TherapyProbe: Generating Design Knowledge for Relational Safety in Mental Health Chatbots Through Adversarial Simulation
This work is significant for developers, clinicians, and policymakers as it provides a systematic approach to identify and mitigate relational safety failures in mental health chatbots, moving beyond single-turn crisis response evaluations.
This paper addresses the critical need for relational safety in mental health chatbots by introducing TherapyProbe, a methodology that uses adversarial multi-agent simulation to explore chatbot conversation trajectories. The research identifies 23 relational safety failure archetypes, such as "validation spirals" and "empathy fatigue," and provides corresponding design recommendations.

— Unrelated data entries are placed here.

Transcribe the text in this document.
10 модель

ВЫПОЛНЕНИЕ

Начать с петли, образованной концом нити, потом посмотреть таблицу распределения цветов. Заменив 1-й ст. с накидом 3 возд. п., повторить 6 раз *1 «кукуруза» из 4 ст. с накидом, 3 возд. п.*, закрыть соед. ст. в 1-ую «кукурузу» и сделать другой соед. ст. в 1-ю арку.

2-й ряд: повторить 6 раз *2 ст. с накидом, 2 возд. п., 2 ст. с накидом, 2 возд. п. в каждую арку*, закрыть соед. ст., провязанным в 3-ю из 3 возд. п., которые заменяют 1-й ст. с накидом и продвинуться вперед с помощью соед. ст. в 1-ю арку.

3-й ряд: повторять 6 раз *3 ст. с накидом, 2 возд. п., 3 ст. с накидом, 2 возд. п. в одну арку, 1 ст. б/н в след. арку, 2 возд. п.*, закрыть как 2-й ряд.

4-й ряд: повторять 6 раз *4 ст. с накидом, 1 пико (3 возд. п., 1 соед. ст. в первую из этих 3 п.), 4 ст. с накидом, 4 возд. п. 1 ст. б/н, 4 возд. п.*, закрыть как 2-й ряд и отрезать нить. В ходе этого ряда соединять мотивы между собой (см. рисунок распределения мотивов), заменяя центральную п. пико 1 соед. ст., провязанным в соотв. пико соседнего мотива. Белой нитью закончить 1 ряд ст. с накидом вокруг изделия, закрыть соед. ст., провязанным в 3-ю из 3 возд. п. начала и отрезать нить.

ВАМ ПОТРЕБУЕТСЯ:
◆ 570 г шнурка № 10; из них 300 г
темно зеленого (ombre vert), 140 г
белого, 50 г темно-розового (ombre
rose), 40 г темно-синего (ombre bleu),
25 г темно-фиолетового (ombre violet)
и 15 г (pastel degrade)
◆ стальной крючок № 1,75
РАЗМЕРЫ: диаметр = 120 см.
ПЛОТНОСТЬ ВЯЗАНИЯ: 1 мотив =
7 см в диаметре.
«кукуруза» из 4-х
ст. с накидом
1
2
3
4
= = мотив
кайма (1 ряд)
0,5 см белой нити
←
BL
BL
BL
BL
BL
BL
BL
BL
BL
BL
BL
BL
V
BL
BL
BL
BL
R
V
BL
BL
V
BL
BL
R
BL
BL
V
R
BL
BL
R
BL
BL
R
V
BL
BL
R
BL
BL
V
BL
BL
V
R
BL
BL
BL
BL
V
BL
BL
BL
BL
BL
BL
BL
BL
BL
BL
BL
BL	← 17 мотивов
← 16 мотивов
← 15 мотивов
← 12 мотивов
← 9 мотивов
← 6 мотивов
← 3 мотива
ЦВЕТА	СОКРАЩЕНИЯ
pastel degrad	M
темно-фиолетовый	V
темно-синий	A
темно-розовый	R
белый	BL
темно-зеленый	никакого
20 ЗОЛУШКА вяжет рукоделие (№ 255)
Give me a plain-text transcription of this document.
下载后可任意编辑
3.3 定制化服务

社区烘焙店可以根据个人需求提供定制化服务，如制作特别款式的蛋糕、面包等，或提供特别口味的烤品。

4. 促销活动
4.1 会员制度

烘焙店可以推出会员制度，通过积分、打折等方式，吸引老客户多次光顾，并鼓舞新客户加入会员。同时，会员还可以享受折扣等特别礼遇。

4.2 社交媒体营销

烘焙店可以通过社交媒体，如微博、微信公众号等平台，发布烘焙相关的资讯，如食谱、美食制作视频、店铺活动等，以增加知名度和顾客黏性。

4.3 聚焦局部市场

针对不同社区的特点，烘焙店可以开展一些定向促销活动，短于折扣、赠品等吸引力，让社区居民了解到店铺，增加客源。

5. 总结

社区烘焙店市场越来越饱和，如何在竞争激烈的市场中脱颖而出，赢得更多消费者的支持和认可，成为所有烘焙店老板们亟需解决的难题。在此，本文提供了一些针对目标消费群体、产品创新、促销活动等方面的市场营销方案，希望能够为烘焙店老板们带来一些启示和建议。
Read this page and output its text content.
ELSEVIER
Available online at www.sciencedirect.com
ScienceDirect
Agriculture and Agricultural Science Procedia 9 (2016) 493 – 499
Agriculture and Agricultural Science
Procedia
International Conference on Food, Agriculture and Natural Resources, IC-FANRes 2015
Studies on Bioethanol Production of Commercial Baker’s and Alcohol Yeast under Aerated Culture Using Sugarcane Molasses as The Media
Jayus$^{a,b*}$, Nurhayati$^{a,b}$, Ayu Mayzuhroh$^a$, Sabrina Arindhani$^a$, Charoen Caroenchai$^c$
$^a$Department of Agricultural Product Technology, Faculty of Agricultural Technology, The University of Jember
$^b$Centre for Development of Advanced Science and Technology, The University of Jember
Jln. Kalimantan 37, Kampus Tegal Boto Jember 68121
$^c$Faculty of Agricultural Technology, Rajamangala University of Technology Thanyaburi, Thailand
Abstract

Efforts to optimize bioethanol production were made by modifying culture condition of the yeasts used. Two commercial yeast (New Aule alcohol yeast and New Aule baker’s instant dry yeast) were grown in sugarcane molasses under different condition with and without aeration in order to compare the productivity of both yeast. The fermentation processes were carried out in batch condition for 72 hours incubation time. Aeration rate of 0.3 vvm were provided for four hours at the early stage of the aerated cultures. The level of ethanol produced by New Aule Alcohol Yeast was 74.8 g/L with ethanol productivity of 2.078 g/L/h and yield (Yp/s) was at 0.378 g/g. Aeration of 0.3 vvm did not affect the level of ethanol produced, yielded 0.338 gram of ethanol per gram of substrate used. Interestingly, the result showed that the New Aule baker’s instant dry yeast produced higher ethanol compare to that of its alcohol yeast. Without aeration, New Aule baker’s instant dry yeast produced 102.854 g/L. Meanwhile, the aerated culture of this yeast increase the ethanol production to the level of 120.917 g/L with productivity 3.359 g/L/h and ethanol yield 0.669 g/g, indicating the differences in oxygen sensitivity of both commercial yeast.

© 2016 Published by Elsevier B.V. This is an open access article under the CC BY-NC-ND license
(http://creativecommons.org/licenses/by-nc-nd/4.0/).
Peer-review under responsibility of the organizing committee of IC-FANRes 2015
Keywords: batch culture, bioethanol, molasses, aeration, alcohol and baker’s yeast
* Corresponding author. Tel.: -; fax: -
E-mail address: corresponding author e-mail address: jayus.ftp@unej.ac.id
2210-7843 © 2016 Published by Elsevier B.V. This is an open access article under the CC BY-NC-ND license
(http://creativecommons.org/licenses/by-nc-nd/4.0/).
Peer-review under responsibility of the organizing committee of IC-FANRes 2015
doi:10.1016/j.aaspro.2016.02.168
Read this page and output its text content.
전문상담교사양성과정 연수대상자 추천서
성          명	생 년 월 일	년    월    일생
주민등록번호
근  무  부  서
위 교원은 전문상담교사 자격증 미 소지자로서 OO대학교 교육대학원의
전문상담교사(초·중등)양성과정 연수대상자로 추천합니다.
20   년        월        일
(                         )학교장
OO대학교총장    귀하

As mental health chatbots proliferate to address the global treatment gap, a critical question emerges: How do we design for relational safety the quality of interaction patterns that unfold across conversations rather than the correctness of individual responses? Current safety evaluations assess single-turn crisis responses, missing the therapeutic dynamics that determine whether chatbots help or harm over time. We introduce TherapyProbe, a design probe methodology that generates actionable design knowledge by systematically exploring chatbot conversation trajectories through adversarial multi-agent simulation. Using open-source models, TherapyProbe surfaces relational safety failures interaction patterns like "validation spirals" where chatbots progressively reinforce hopelessness, or "empathy fatigue" where responses become mechanical over turns. Our contribution is translating these failures into a Safety Pattern Library of 23 failure archetypes with corresponding design recommendations. We contribute: (1) a replicable methodology requiring no API costs, (2) a clinically-grounded failure taxonomy, and (3) design implications for developers, clinicians, and policymakers.